Geneva — Nigerian troops will remain in Mali till the crisis is over, President Goodluck Jonathan has said.
President Jonathan, who spoke to reporters in Geneva, yesterday, said the country's troops would stay back in the crisis-ridden country until elections there are over.
Meanwhile, Nigeria has boosted security on its borders in anticipation of increased attacks by Boko Haram militants after it sent troops to help expel Islamists from northern Mali, a military spokesman said.
"If they are part of al-Qaeda in the Maghreb, if they are in support of the northern Mali crisis, there is every possibility that they will heighten their attacks," Colonel Mohammed Yerima, Director of Information at Nigeria's Defence Ministry, said yesterday in Abuja. "On our own side, we're strategizing on how to counter them," he added.

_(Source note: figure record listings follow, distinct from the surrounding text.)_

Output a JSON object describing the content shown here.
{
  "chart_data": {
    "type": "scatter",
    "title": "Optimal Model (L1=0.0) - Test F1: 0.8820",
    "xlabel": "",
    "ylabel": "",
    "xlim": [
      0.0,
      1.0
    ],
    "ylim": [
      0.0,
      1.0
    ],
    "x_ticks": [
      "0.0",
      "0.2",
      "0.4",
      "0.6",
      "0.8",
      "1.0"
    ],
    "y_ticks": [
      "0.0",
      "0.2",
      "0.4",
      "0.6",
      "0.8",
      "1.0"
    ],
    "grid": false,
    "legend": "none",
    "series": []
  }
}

Nigeria plans to deploy up to 1,200 troops as part of a West African intervention force to support French and Malian troops battling Islamist militants in the Sahara desert.
Allied French and West African forces are seeking to drive the rebels out of northern Mali, which the rebels seized from government forces after a coup last year left a power vacuum.
"We cannot pull out until we have solved the problem. I cannot tell you when we will solve the problem, but Nigeria is totally committed and we remain committed until the crisis is resolved," Jonathan told Reuters in an interview in Geneva.